Он вышел в коридор. Входная дверь была открыта.
— Вернер? — снова позвал отец.
Ответом ему была тишина.
На улице какая-то фигура бежала по бульвару в сторону Лионского вокзала — силуэт с чемоданом. Кунцер удирал. Он больше не немец, он больше не человек, он ничто. Канарису, его герою, хватило ума отправить семью в надежное место, за пределы Германии. А ему больше некого было укрывать, у него больше нет Кати, нет детей. В конечном счете он был рад, что не завел детей, — они бы так стыдились отца.
Кунцер бежал по бульвару. Больше его никто не увидит. Через несколько дней союзники освободят Париж. Без разрушительных бомбежек, которых так боялся Пэл.
58
В конце августа Толстяк и Клод с трехцветными повязками на рукаве и револьвером на поясе гуляли в освобожденном Марселе, в порту.
— Вдыхай запах моря! — кричал Толстяк.
Клод улыбался.
Они свое дело сделали.
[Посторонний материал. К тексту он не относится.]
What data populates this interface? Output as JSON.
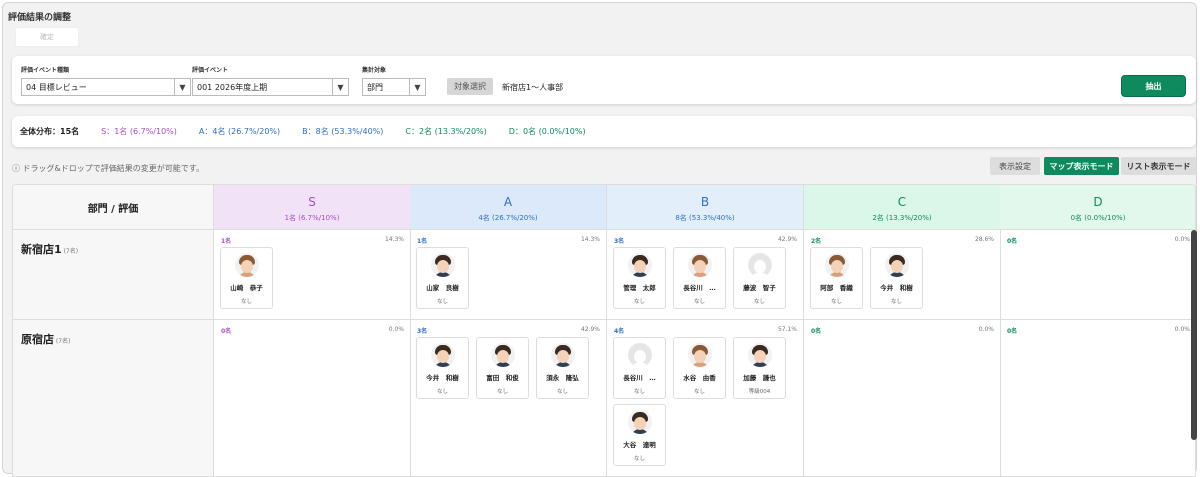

Скоро оба вернутся в Лондон.
— Ну что, с УСО покончено? — спросил Толстяк.
— Не знаю. Пока не покончено с войной, с УСО не покончено тоже.
Толстяк кивнул.
— А с нами?
— Тем более не знаю, Толстяк.
— Хочу снова увидеть Лору, хочу увидеть малыша! Надеюсь, это мальчик, как Пэл. Скажи, Попик…
— Чего?
— Даже если война все-таки кончится, можешь по-прежнему звать меня Толстяком?
— Если хочешь…
— Обещай. Это важно.
— Тогда обещаю.
Толстяк облегченно вздохнул и бросился бежать, радуясь как ребенок. За всю свою жизнь он не испытывал ничего подобного. Он выдержал подготовку УСО, выжил на заданиях, выжил на допросе в гестапо. Пережил избиения, страх, ужасы подполья; видел, что творят друг с другом люди-братья, но пережил и это. Наверно, это самое трудное — пережить катастрофу человечества, не отступить, выдержать. Удары что, это только удары: больно немного или много, а потом боль проходит. Так же и со смертью — это лишь смерть. Но жить Человеком среди людей — это ежедневное испытание. То мощное чувство счастья, какое испытывал сегодня Толстяк, было гордостью.
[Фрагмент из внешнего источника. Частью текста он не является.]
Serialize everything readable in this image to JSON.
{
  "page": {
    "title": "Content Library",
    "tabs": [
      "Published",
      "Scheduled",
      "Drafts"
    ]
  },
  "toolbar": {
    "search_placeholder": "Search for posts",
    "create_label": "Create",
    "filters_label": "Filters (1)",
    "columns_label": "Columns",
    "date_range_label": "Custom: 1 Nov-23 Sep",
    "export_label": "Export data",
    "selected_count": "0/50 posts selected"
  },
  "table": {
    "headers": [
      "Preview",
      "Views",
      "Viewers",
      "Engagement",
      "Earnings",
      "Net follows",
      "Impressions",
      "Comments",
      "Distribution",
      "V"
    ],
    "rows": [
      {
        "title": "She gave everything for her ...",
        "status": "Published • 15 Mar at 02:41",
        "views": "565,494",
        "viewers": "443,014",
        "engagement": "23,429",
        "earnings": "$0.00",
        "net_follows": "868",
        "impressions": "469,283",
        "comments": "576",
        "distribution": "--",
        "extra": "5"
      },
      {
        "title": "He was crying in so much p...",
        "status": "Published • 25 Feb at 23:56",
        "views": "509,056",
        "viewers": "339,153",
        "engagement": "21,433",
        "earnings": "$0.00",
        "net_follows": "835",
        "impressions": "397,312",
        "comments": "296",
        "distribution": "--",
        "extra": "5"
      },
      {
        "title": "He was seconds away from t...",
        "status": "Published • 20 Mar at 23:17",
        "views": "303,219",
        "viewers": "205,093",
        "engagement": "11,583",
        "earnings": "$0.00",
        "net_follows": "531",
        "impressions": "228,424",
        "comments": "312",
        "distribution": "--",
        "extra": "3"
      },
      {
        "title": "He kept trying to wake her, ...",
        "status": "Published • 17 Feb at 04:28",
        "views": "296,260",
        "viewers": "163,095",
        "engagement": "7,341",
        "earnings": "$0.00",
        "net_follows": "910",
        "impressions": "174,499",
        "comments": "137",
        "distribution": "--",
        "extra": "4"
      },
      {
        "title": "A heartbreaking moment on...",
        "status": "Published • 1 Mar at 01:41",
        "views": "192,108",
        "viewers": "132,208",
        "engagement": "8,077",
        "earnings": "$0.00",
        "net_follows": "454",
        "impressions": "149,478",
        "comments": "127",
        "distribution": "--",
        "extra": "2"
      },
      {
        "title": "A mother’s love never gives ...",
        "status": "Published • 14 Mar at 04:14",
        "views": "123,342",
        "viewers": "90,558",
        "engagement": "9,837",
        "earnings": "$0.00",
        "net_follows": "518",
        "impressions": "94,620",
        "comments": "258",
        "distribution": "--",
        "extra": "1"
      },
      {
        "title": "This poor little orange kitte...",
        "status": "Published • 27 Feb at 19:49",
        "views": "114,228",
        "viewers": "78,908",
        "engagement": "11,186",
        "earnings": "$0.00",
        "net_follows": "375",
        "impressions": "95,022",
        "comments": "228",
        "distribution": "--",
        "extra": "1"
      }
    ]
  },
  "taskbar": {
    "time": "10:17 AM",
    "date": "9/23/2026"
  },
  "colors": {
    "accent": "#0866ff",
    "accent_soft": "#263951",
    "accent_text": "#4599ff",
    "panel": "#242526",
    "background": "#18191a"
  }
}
— Мы ведь хорошие люди, а, Попик? — крикнул гигант.
— Да.
“Мы — люди”, — пробормотал кюре и грустно улыбнулся другу. Как Толстяк после всего, что совершил, мог сомневаться в том, какой он? Клод сел на скамейку и стал смотреть, как гигант кидается камушками в чаек. Вдруг чья-то тяжелая рука легла ему на плечо, и он резко обернулся: за его спиной стоял красивый мужчина в темной форме. Кей.
— Черт возьми! — вырвалось у Клода.
— Ты теперь чертыхаешься? — улыбнулся Кей. — Что ж, война пошла тебе на пользу.
Клод вскочил, и мужчины крепко обнялись.
— Но что ты тут делаешь? Да еще в форме! Класс какой!
Кей указал пальцем на террасу, где сидели за столом какие-то солдаты.
— Я тут с парнями из союзнических групп, мы сошли с небес, чтобы дать под зад последним немцам. Нас сюда десантировали прямо перед высадкой…
Закончить фразу Кей не успел. Огромная масса обрушилась на него, как пушечное ядро, и с невероятной любовью сжала в объятиях.
— Кей! Кей!
— Толстяк!
Толстяк, крепко держа друга за плечи, оглядел его.
— Ишь ты, Кики, в форме! Каков красавчик!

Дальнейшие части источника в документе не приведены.